Needless to comment upon the policy of locking me up alone with these fears in a black room. Unutterably was I tormented in that room--for years! Therefore I felt relatively happy when sent away at last to a children's boarding-school, where the haunters very seldom ventured to show themselves.
They were not like any people that I had ever known. They were shadowy dark-robed figures, capable of atrocious self-distortion,--capable, for instance, of growing up to the ceiling, and then across it, and then lengthening themselves, head-downwards, along the opposite wall. Only their faces were distinct; and I tried not to look at their faces.
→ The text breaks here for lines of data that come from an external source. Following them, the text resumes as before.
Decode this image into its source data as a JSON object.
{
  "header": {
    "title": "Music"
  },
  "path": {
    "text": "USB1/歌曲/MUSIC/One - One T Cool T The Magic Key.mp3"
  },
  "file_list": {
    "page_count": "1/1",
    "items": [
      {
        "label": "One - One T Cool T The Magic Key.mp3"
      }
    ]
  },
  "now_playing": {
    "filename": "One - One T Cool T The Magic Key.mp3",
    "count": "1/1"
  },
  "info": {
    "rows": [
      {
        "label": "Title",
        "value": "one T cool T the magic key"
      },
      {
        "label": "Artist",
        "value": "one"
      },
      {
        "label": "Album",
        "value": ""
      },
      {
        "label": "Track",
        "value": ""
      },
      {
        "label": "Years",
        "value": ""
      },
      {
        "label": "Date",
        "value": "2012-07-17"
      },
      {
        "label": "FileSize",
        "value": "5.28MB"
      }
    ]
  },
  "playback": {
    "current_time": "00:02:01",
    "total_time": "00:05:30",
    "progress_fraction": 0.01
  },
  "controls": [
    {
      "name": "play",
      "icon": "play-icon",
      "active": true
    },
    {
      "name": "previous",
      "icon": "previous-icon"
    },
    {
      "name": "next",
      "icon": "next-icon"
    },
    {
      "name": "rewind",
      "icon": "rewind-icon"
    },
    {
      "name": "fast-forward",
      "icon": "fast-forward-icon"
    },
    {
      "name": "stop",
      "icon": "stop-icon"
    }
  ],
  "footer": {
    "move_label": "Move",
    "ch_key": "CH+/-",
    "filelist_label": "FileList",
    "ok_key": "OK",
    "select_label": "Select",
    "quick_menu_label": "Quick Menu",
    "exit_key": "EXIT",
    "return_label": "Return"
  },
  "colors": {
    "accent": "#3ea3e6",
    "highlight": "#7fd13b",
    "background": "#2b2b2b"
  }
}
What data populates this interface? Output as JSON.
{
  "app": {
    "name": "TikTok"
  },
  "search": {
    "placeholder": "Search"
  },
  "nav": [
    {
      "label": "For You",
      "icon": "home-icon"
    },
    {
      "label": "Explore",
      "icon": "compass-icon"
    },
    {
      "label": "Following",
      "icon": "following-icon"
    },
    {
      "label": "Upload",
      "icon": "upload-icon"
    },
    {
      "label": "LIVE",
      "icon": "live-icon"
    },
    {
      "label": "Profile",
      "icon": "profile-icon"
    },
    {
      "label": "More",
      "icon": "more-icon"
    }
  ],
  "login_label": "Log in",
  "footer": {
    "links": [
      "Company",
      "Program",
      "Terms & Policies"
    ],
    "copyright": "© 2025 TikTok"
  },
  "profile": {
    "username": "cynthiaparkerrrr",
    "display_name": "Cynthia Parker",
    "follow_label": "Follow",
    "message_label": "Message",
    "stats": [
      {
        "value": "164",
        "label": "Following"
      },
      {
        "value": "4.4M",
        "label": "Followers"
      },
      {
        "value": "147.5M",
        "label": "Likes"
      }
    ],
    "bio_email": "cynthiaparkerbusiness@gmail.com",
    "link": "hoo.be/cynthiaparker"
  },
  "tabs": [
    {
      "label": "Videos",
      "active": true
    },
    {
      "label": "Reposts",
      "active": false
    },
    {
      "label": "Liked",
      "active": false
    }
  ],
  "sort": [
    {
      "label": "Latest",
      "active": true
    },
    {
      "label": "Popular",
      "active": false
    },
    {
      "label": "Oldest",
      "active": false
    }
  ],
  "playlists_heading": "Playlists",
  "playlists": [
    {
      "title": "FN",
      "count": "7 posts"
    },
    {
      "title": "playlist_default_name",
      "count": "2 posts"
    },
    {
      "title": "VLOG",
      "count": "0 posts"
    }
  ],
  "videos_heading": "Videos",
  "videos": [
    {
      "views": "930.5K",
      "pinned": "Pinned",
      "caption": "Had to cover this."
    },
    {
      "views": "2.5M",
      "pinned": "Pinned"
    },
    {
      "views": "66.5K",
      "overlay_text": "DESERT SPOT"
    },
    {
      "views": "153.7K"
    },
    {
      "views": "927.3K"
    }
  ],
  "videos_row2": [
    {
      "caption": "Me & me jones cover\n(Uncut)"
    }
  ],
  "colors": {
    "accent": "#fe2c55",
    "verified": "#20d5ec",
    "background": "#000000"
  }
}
I tried also in my dreams--or thought that I tried--to awaken myself from the sight of them by pulling at my eyelids with my fingers; but the eyelids would remain closed, as if sealed.... Many years afterwards, the frightful plates in Orfila's _Traite des Exhumes_, beheld for the first time, recalled to me with a sickening start the dream-terrors of childhood. But to understand the Child's experience, you must imagine Orfila's drawings intensely alive, and continually elongating or distorting, as in some monstrous anamorphosis.
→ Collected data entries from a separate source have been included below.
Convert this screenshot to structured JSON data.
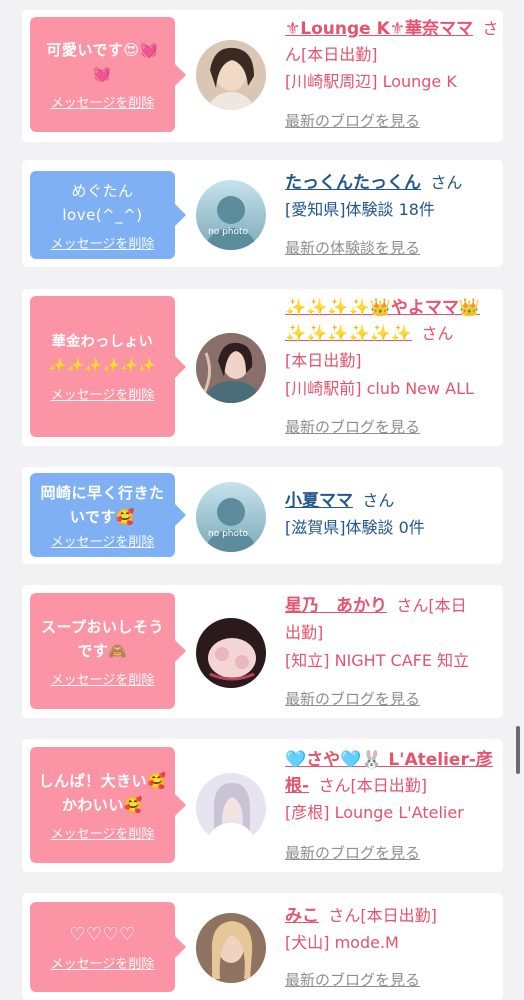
{
  "items": [
    {
      "message": "可愛いです😍💓💓",
      "delete_label": "メッセージを削除",
      "name": "⚜Lounge K⚜華奈ママ",
      "suffix": "さん[本日出勤]",
      "detail": "[川崎駅周辺] Lounge K",
      "link": "最新のブログを見る"
    },
    {
      "message": "めぐたん love(^_^)",
      "delete_label": "メッセージを削除",
      "name": "たっくんたっくん",
      "suffix": "さん",
      "detail": "[愛知県]体験談 18件",
      "link": "最新の体験談を見る",
      "avatar_text": "no photo"
    },
    {
      "message": "華金わっしょい✨✨✨✨✨✨",
      "delete_label": "メッセージを削除",
      "name": "✨✨✨✨👑やよママ👑✨✨✨✨✨✨",
      "suffix": "さん",
      "detail1": "[本日出勤]",
      "detail2": "[川崎駅前] club New ALL",
      "link": "最新のブログを見る"
    },
    {
      "message": "岡崎に早く行きたいです🥰",
      "delete_label": "メッセージを削除",
      "name": "小夏ママ",
      "suffix": "さん",
      "detail": "[滋賀県]体験談 0件",
      "avatar_text": "no photo"
    },
    {
      "message": "スープおいしそうです🙈",
      "delete_label": "メッセージを削除",
      "name": "星乃　あかり",
      "suffix": "さん[本日",
      "suffix2": "出勤]",
      "detail": "[知立] NIGHT CAFE 知立",
      "link": "最新のブログを見る"
    },
    {
      "message": "しんぱ！大きい🥰かわいい🥰",
      "delete_label": "メッセージを削除",
      "name": "🩵さや🩵🐰 L'Atelier-彦根-",
      "suffix": "さん[本日出勤]",
      "detail": "[彦根] Lounge L'Atelier",
      "link": "最新のブログを見る"
    },
    {
      "message": "♡♡♡♡",
      "delete_label": "メッセージを削除",
      "name": "みこ",
      "suffix": "さん[本日出勤]",
      "detail": "[犬山] mode.M",
      "link": "最新のブログを見る"
    }
  ],
  "colors": {
    "pink_bubble": "#fb95a6",
    "blue_bubble": "#7fb0f4",
    "pink_text": "#e5536e",
    "blue_text": "#21568e",
    "link_gray": "#8e8e8e"
  }
}
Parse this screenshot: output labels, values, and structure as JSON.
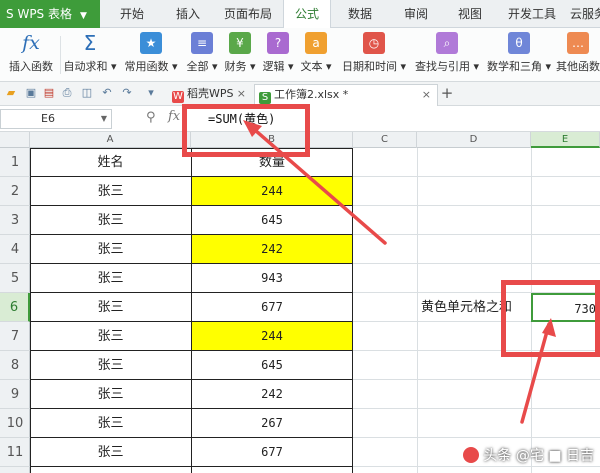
{
  "app": {
    "title": "WPS 表格"
  },
  "tabs": [
    "开始",
    "插入",
    "页面布局",
    "公式",
    "数据",
    "审阅",
    "视图",
    "开发工具",
    "云服务"
  ],
  "active_tab": "公式",
  "ribbon": {
    "items": [
      {
        "label": "插入函数",
        "icon": "fx-icon"
      },
      {
        "label": "自动求和 ▾",
        "icon": "sigma-icon"
      },
      {
        "label": "常用函数 ▾",
        "icon": "star-book-icon",
        "glyph": "★"
      },
      {
        "label": "全部 ▾",
        "icon": "all-functions-icon",
        "glyph": "≡"
      },
      {
        "label": "财务 ▾",
        "icon": "finance-icon",
        "glyph": "¥"
      },
      {
        "label": "逻辑 ▾",
        "icon": "logic-icon",
        "glyph": "?"
      },
      {
        "label": "文本 ▾",
        "icon": "text-icon",
        "glyph": "a"
      },
      {
        "label": "日期和时间 ▾",
        "icon": "clock-icon",
        "glyph": "◷"
      },
      {
        "label": "查找与引用 ▾",
        "icon": "lookup-icon",
        "glyph": "⌕"
      },
      {
        "label": "数学和三角 ▾",
        "icon": "math-icon",
        "glyph": "θ"
      },
      {
        "label": "其他函数",
        "icon": "other-functions-icon",
        "glyph": "…"
      }
    ]
  },
  "doc_tabs": [
    {
      "label": "稻壳WPS",
      "close": "×"
    },
    {
      "label": "工作簿2.xlsx *",
      "close": "×"
    }
  ],
  "add_tab": "+",
  "formula_bar": {
    "cell_ref": "E6",
    "fx": "fx",
    "formula": "=SUM(黄色)"
  },
  "columns": [
    "A",
    "B",
    "C",
    "D",
    "E"
  ],
  "selected_column": "E",
  "rows": [
    "1",
    "2",
    "3",
    "4",
    "5",
    "6",
    "7",
    "8",
    "9",
    "10",
    "11"
  ],
  "selected_row": "6",
  "table": {
    "header_name": "姓名",
    "header_qty": "数量",
    "records": [
      {
        "name": "张三",
        "qty": "244",
        "highlight": true
      },
      {
        "name": "张三",
        "qty": "645",
        "highlight": false
      },
      {
        "name": "张三",
        "qty": "242",
        "highlight": true
      },
      {
        "name": "张三",
        "qty": "943",
        "highlight": false
      },
      {
        "name": "张三",
        "qty": "677",
        "highlight": false
      },
      {
        "name": "张三",
        "qty": "244",
        "highlight": true
      },
      {
        "name": "张三",
        "qty": "645",
        "highlight": false
      },
      {
        "name": "张三",
        "qty": "242",
        "highlight": false
      },
      {
        "name": "张三",
        "qty": "267",
        "highlight": false
      },
      {
        "name": "张三",
        "qty": "677",
        "highlight": false
      }
    ]
  },
  "result": {
    "label": "黄色单元格之和",
    "value": "730"
  },
  "watermark": "头条 @宅 ■ 日吉",
  "colors": {
    "highlight": "#ffff00",
    "annotation": "#e84a4a",
    "app_green": "#3e9c3a",
    "selected_header": "#d9ecd4"
  }
}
Nevertheless the mere sight of those nightmare-faces was not the worst of the experiences in the Child's Room. The dreams always began with a suspicion, or sensation of something heavy in the air,--slowly quenching will,--slowly numbing my power to move. At such times I usually found myself alone in a large unlighted apartment; and, almost simultaneously with the first sensation of fear, the atmosphere of the room would become suffused, half-way to the ceiling, with a sombre-yellowish glow, making objects dimly visible,--though the ceiling itself remained pitch-black. This was not a true appearance of light: rather it seemed as if the black air were changing color from beneath.... Certain terrible aspects of sunset, on the eve of storm, offer like effects of sinister color.... Forthwith I would try to escape,--(feeling at every step a sensation _as of wading_),--and would sometimes succeed in struggling half-way across the room;--but there I would always find myself brought to a standstill,--paralyzed by some innominable opposition. Happy voices I could hear in the next room;--I could see light through the transom over the door that I had vainly endeavored to reach;--I knew that one loud cry would save me. But not even by the most frantic effort could I raise my voice above a whisper.... And all this signified only that the Nameless was coming,--was nearing,--was mounting the stairs. I could hear the step,--booming like the sound of a m.u.f.fled drum,--and I wondered why n.o.body else heard it. A long, long time the haunter would take to come,--malevolently pausing after each ghastly footfall. Then, without a creak, the bolted door would open,--slowly, slowly,--and the thing would enter, gibbering soundlessly,--and put out hands,--and clutch me,--and toss me to the black ceiling,--and catch me descending to toss me up again, and again, and again.... In those moments the feeling was not fear: fear itself had been torpified by the first seizure. It was a sensation that has no name in the language of the living. For every touch brought a shock of something infinitely worse than pain,--something that thrilled into the innermost secret being of me,--a sort of abominable electricity, discovering unimagined capacities of suffering in totally unfamiliar regions of sentiency.... This was commonly the work of a single tormentor; but I can also remember having been caught by a group, and tossed from one to another,--seemingly for a time of many minutes.